Seema Guggari edited this page Oct 25, 2018 · 61 revisions

This document outlines a variety of different capabilities that the platform currently supports.

Datasets

Microsoft Graph data connect supports the following data sets today. To view the schemas for each data set, create a new data set in ADF and use the Schema tab to view it. More detailed steps are found in the UX walk through at the bottom of Run Azure Data Factory pipelines to copy Office 365 Data.
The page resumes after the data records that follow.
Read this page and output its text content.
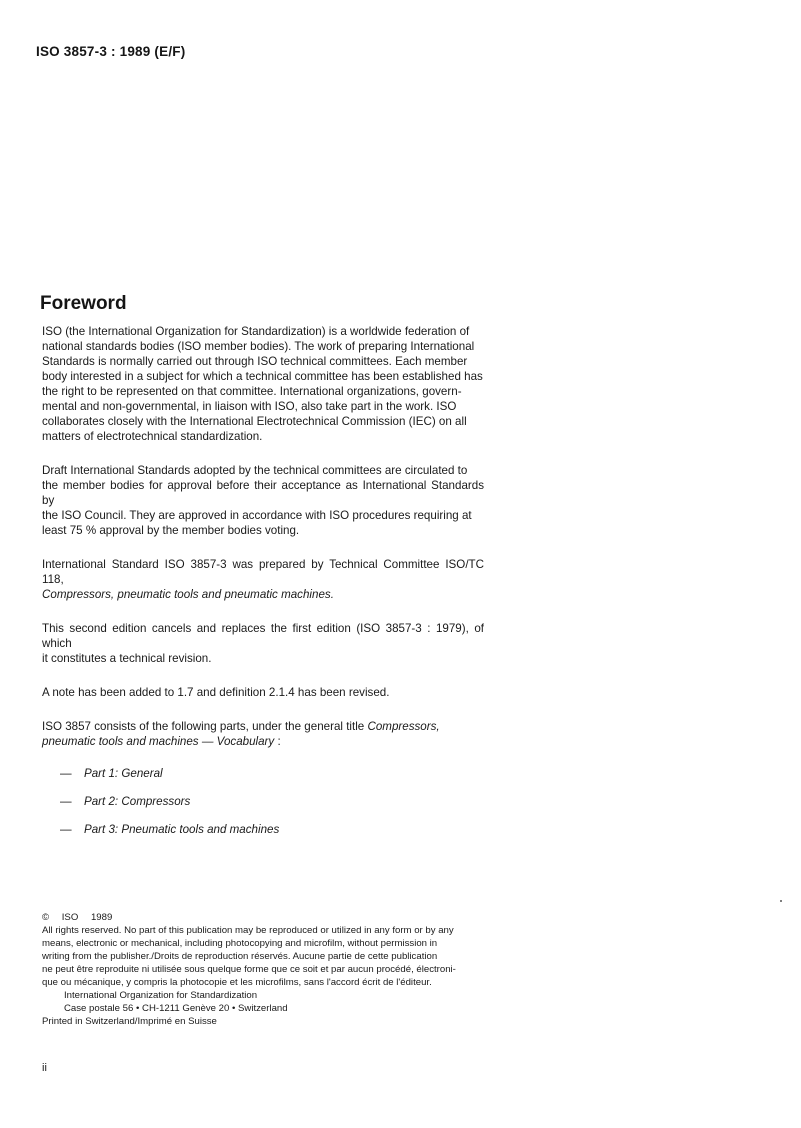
ISO 3857-3 : 1989 (E/F)
Foreword

ISO (the International Organization for Standardization) is a worldwide federation of
national standards bodies (ISO member bodies). The work of preparing International
Standards is normally carried out through ISO technical committees. Each member
body interested in a subject for which a technical committee has been established has
the right to be represented on that committee. International organizations, govern-
mental and non-governmental, in liaison with ISO, also take part in the work. ISO
collaborates closely with the International Electrotechnical Commission (IEC) on all
matters of electrotechnical standardization.

Draft International Standards adopted by the technical committees are circulated to
the member bodies for approval before their acceptance as International Standards by
the ISO Council. They are approved in accordance with ISO procedures requiring at
least 75 % approval by the member bodies voting.

International Standard ISO 3857-3 was prepared by Technical Committee ISO/TC 118,
Compressors, pneumatic tools and pneumatic machines.

This second edition cancels and replaces the first edition (ISO 3857-3 : 1979), of which
it constitutes a technical revision.

A note has been added to 1.7 and definition 2.1.4 has been revised.

ISO 3857 consists of the following parts, under the general title Compressors,
pneumatic tools and machines — Vocabulary :

— Part 1: General
— Part 2: Compressors
— Part 3: Pneumatic tools and machines

© ISO 1989

All rights reserved. No part of this publication may be reproduced or utilized in any form or by any
means, electronic or mechanical, including photocopying and microfilm, without permission in
writing from the publisher./Droits de reproduction réservés. Aucune partie de cette publication
ne peut être reproduite ni utilisée sous quelque forme que ce soit et par aucun procédé, électroni-
que ou mécanique, y compris la photocopie et les microfilms, sans l'accord écrit de l'éditeur.

International Organization for Standardization

Case postale 56 • CH-1211 Genève 20 • Switzerland

Printed in Switzerland/Imprimé en Suisse

ii
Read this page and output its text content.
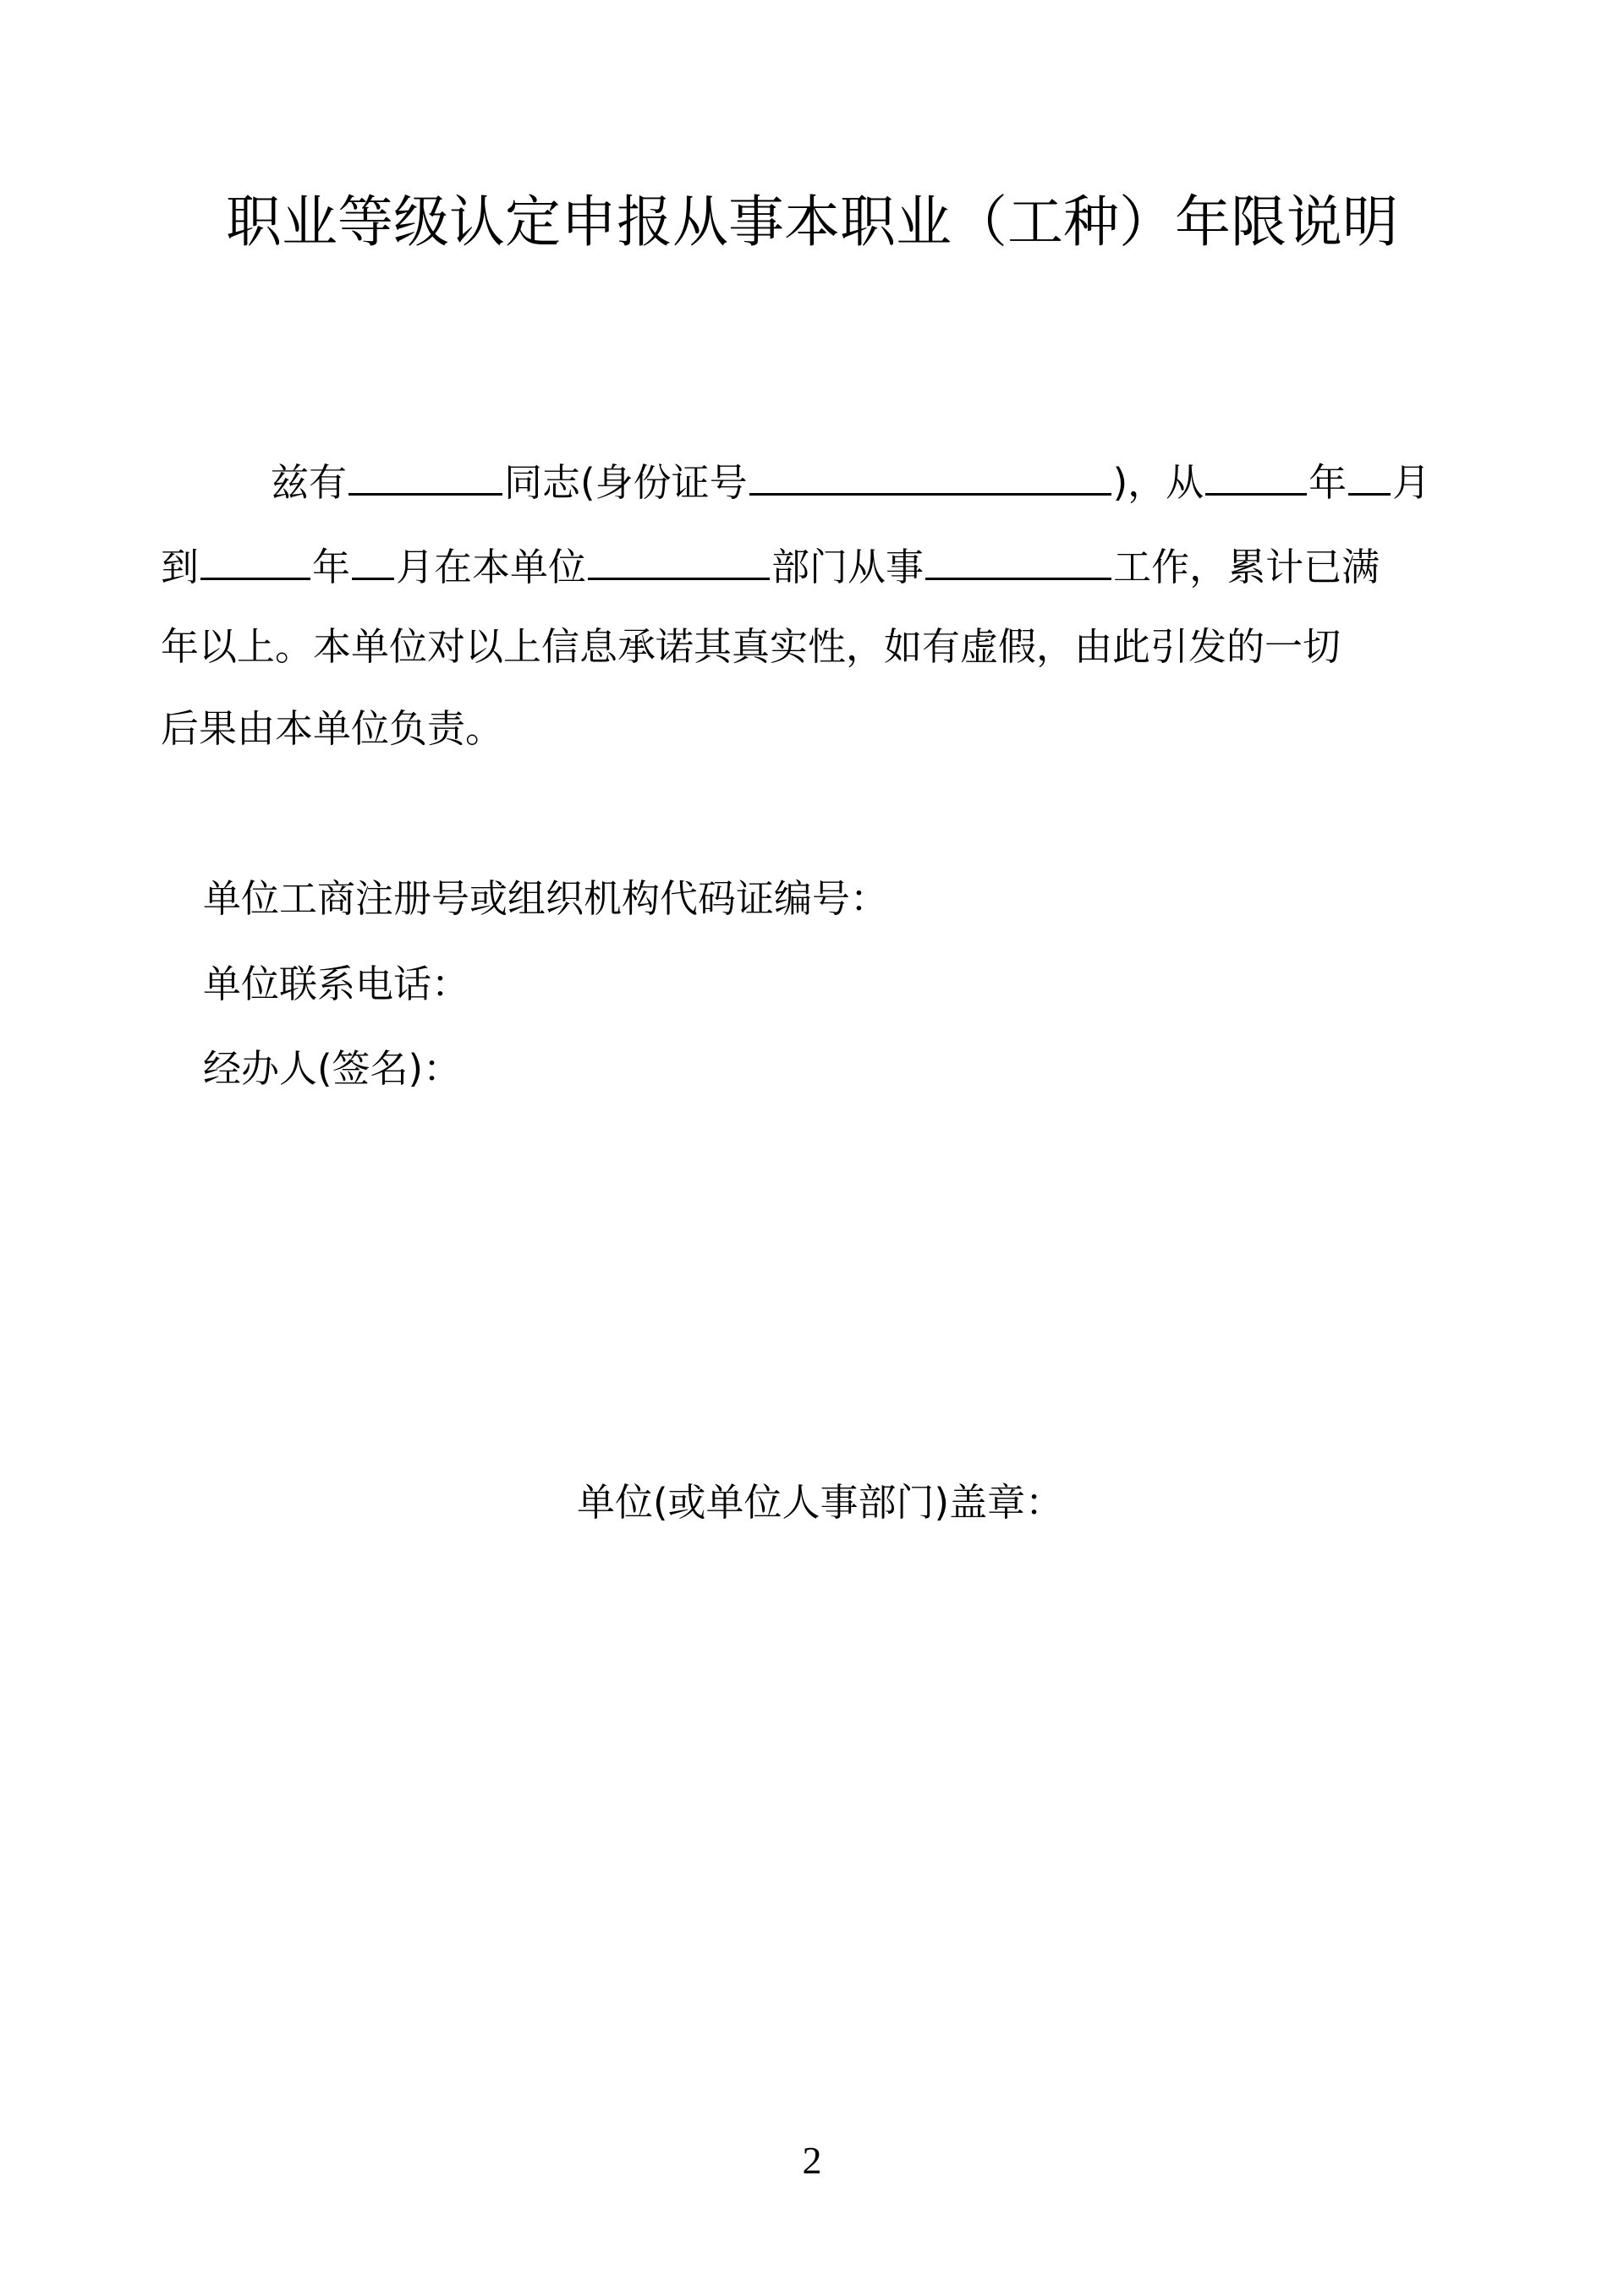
职业等级认定申报从事本职业（工种）年限说明
兹有	同志(身份证号	)，从	年 月
到	年 月在本单位	部门从事	工作，累计已满
年以上。本单位对以上信息承诺其真实性，如有虚假，由此引发的一切
后果由本单位负责。
单位工商注册号或组织机构代码证编号：
单位联系电话：
经办人(签名)：
单位(或单位人事部门)盖章：
2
If you would like to see additional data sets supported, please let us know.

Data set name Description
BasicDataSet_v0.Contact_v0 This table contains contact information from each user's address book. This corresponds to Outlook personal contacts
BasicDataSet_v0.Event_v0 This table contains the events in each user's calendar. This corresponds to events in the Outlook calendar API
BasicDataSet_v0.Message_v0 This table contains the message in each user's mailbox. This corresponds to messages in the Outlook mail API
BasicDataSet_v0.SentItem_v0 This table contains the messages sent from each user's mailbox. This corresponds to messages in the Outlook mail API
BasicDataSet_v0.User_v0 This table contains user information (DisplayName, UserPrincipalName, etc). This corresponds to users in the Outlook user API
BasicDataSet_v0.MailboxSettings_v0 This table contains the mailbox settings of each user. This corresponds to Outlook Mailbox Settings API
BasicDataSet_v0.MailFolder_v0 This table contains the mail folders from each user's mailbox. This corresponds to the Outlook mail folder API

To play around further with the Graph API, check the Graph Explorer

ADF Sinks

The following Sinks are supported for a copy activity with Office 365 as the source:

  • Azure Data Lake Storage Gen 1
  • Azure Storage Blob
  • Azure Data Lake Storage Gen 2

Refer here for samples of each sink type.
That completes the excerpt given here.